Quand ils amenaient le taureau...
...Ceux qui avaient été quelque chose, ceux qui ne l'étaient plus, mais s'obstinaient, pauvres esprits crédules et égarés, à croire qu'ils l'étaient encore (en se disant : peut-être que la paix n'est pas une nouvelle illusion malsaine, le mot paix, écrit non plus avec le sang, mais à l'encre, sur les cartes diplomatiques des Puissants de la terre qui s'étaient entre-égorgés quand ils étaient ennemis)... Ceux qui portaient des couleurs opposées, au moment où la paix proclamée mélangeait les couleurs : les républicains pleins de morgue dans leurs amples chemises noires, les aventuriers des montagnes et des anses secrètes du fleuve, le rouge d'un chiffon au cou, qui n'avaient pas accepté la paix et persistaient à se faire la guerre... Ceux qui, pour continuer à vivre, avaient besoin de la mort des autres (en se disant : mais que fait-on d'autre, sans presser sur la gâchette, dans les salons des Sommets qui décident du destin du monde ?)... Ceux que l'idée même de l'ennemi hantait et qui étaient décidés à se venger en tuant concrètement cette idée dans les corps qui l'incarnaient pour la voir s'écrouler à terre, la bouche ouverte et les yeux écarquillés, vaguement recouverte des chiffons qui furent de couleurs opposées... Ceux qui portaient dans leur chair de légitimes crimes de guerre...

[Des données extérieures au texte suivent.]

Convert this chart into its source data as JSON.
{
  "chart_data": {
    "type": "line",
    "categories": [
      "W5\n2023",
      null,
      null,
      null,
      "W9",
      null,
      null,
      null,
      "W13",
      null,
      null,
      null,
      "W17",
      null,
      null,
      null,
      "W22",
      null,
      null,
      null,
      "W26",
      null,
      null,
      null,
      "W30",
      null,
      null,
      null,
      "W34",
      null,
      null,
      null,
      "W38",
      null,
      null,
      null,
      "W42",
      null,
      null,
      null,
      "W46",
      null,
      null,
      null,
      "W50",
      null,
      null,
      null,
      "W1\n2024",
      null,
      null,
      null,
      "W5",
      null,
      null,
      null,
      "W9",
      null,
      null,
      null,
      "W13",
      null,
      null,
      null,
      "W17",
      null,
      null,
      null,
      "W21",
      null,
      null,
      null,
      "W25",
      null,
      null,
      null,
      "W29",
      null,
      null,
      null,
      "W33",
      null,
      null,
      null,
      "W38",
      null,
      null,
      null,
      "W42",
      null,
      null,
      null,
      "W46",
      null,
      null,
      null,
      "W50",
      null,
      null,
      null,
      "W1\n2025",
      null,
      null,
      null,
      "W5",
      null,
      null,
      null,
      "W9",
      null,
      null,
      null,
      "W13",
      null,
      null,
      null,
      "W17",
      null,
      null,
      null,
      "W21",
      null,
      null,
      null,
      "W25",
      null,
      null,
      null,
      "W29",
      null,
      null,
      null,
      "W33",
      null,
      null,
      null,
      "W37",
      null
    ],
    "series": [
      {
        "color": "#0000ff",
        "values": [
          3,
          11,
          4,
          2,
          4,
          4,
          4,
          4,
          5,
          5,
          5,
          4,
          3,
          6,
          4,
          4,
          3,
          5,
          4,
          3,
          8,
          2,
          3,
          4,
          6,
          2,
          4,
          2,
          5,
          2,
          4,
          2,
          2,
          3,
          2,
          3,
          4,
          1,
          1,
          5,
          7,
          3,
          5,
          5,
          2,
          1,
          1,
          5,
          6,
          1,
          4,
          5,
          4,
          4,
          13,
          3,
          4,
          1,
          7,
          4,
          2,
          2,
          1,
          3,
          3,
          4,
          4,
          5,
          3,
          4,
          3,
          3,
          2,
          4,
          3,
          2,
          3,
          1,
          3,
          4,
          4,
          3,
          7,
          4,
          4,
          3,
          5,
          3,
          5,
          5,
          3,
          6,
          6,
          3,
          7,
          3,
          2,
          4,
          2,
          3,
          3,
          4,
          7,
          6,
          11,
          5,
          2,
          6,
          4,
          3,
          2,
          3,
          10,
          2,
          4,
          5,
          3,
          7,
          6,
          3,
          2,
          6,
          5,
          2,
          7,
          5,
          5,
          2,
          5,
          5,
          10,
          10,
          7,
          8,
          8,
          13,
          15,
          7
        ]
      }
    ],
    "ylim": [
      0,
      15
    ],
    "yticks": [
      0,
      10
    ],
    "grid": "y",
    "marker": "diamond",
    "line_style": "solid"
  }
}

Dans le Triangle formé par l'amazonie de Delta du Pô et les villages côtiers, avant-postes des villes qui renaissaient à une vie nouvelle... Dans ce Triangle qui fut rouge non par conviction ou par foi, mais du sang versé et mêlé aux eaux claires des mille ruisseaux... Ceux qui étaient comme ils étaient parce que, depuis toujours, l'homme est une chose et aussitôt ne l'est plus, la mémoire et le présent...
... Tous ceux-là cessaient de s'entretuer et déposaient momentanément les armes quand on amenait le taureau : un exorcisme contre les crues qui avalaient toute chose, toute possibilité de paix, de guerre, dans un néant recouvert d'une eau noire de boue et rouge du sang des noyés déchiquetés par des branches pointues comme des couteaux...
Nous étions à nouveau unis par un sentiment très pur, moi qui me cachais, et elle qui marchait en pleine lumière.Au fond, n'étais-ce pas toujours ainsi que nous avions vécu nos moments les plus intenses? Sans doute existe-t-il des sentiments si indéfinissables, qu'on ne peut que s'en souvenir. Il n'y a pas d'autre façon de les vivre.